# Doing hierarchical clustering with a precalculated dissimilarity index

Hierarchical clustering functionality in R is great, right? Between `dist`

and `vegdist`

it is possible to base your clustering on almost any method you want, from cosine to Canberra. However, what if you do want to use a different or custom method, and you’ve already calculated the distances separately? All of the documentation for the `hclust`

function asks you to start with raw data from which R can calculate the distances between pairs. How do you get `hclust`

to read in pre-calculated distance scores?

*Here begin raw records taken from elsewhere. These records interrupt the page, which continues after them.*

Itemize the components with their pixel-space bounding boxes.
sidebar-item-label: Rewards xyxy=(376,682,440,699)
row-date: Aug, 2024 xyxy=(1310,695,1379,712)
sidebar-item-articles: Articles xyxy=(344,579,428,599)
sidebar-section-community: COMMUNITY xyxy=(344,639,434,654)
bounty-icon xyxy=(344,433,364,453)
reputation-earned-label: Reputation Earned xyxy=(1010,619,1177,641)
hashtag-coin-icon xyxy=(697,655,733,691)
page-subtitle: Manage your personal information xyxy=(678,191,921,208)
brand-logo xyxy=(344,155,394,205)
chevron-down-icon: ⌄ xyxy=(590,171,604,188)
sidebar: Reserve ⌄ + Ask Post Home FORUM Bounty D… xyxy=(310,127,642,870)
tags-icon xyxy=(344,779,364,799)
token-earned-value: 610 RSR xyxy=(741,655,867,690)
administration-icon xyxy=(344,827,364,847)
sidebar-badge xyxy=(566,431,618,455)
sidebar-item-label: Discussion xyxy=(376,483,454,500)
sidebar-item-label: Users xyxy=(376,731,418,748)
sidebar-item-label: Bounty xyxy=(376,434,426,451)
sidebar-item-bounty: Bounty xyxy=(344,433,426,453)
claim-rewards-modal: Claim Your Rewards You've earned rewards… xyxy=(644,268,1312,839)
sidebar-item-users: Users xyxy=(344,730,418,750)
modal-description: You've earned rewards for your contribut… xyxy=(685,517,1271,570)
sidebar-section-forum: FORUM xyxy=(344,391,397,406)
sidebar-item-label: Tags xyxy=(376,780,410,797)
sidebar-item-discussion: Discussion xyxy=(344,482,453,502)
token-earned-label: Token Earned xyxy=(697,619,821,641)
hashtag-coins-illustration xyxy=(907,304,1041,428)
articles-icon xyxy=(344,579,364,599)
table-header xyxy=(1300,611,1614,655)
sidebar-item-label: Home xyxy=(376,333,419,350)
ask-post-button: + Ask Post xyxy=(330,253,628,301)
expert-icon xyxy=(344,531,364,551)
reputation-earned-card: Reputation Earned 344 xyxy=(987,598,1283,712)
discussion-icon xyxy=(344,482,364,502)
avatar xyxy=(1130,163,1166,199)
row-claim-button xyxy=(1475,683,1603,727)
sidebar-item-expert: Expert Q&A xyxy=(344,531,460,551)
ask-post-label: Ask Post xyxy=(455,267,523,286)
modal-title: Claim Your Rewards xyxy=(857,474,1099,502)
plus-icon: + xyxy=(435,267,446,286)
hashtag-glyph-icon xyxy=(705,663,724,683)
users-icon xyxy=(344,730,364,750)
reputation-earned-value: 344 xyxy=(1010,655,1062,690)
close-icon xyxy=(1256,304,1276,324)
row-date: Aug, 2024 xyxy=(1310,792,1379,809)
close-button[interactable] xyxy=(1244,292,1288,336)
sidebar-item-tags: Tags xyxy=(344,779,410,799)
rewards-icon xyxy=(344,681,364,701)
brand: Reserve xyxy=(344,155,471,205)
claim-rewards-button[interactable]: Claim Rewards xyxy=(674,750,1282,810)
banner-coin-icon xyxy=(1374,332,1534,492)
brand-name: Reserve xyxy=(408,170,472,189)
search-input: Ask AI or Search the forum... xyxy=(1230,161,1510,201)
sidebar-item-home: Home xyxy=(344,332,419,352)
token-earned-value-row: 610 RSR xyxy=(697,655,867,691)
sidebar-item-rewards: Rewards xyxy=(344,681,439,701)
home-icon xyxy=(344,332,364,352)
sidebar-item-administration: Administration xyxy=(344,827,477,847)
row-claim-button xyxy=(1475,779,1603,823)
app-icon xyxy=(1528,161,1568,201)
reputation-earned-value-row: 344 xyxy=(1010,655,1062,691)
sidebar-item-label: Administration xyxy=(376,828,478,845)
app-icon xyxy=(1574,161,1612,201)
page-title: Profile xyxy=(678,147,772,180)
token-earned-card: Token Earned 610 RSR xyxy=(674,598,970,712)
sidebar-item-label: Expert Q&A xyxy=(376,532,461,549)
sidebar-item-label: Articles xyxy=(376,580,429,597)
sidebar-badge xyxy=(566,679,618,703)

In this example, let’s say I’ve already manually calculated the Jaccard dissimilarity between each pair of cars from the `mtcars`

dataset, and put them in a data.frame called `carJaccard`

.

```
head(carJaccard)
```

```
## car1 car2 jaccardDissimilarity
## 1 Mazda RX4 Mazda RX4 0.000000000
## 2 Mazda RX4 Wag Mazda RX4 0.002471232
## 3 Datsun 710 Mazda RX4 0.237474920
## 4 Hornet 4 Drive Mazda RX4 0.251866514
## 5 Hornet Sportabout Mazda RX4 0.461078746
## 6 Valiant Mazda RX4 0.211822414
```

So how do we get `hclust`

to recognise this as a distance matrix? The first step is to reshape this data.frame into a regular matrix. We can do this using `acast`

from the `reshape2`

package.

```
library(reshape2)
regularMatrix <- acast(carJaccard, car1 ~ car2, value.var = "jaccardDissimilarity")
```

We now need to convert this into a distance matrix. The first step is to make sure that we don’t have any NA’s in the matrix, which happens when you have pairings created in your matrix that don’t exist in your dataframe of dissimilarity scores. If there are any, these should be replaced with whatever value indicates complete dissimilarity for your chosen metric (in the case of Jaccard dissimilarity, this is 1).

```
regularMatrix[is.na(regularMatrix)] <- 1
```

We are now able to convert our matrix into a distance matrix like so:

```
distanceMatrix <- as.dist(regularMatrix)
```

Let’s throw it into `hclust`

and see how we went!

```
clusters <- hclust(distanceMatrix, method = "ward.D2")
plot(clusters)
```

Great! As you can see from the dendogram above, we’ve ended up with what looks to be some fairly sensible looking clusters (well, at least to someone like me that knows nothing about cars - the ones with the same names are together so that looks good!).

We can also use the results of our clustering exercise to create groups based on a selected cutoff using the `cutree`

function from the `stats`

package. Looking at the dendrogram above, 0.5 looks like it will get us a good number of groups:

```
group <- cutree(clusters, h = 0.5)
```

(As an aside, you can also specify the number of groups you want using the `k`

argument in `cutree`

rather than the `h`

, or height, argument. Check out `help(cutree)`

for more details on this.)

The output of `cutree`

looks … weird. Where are our groups? Never fear, we just need to take one final step in order to connect up our groupings with our car names.

```
groups <- as.data.frame(group)
groups$cars <- rownames(groups)
rownames(groups) <- NULL
groups <- groups[order(groups$group), ]
head(groups)
```

```
## group cars
## 1 1 Mazda RX4
## 2 1 Mazda RX4 Wag
## 3 1 Datsun 710
## 8 1 Merc 240D
## 9 1 Merc 230
## 10 1 Merc 280
```

As you can see, we just need to convert the results of `cutree`

to a data.frame, which has the car names as the row names. In order to make it a bit neater, I’ve pulled the car names out into a column and ordered them based on the clusters.

As a final note, you may have noticed that I kept referring to **dissimilarity** scores in this post - this is for good reason! `hclust`

is based on dissimilarity between pairs, rather than their similarity. I made this mistake the first time I used it and ended up with, to my puzzlement, a set of groups containing the most disparate pairs in the whole dataset! So learn from my foolishness and make sure you are using dissimilarity scores from the outset.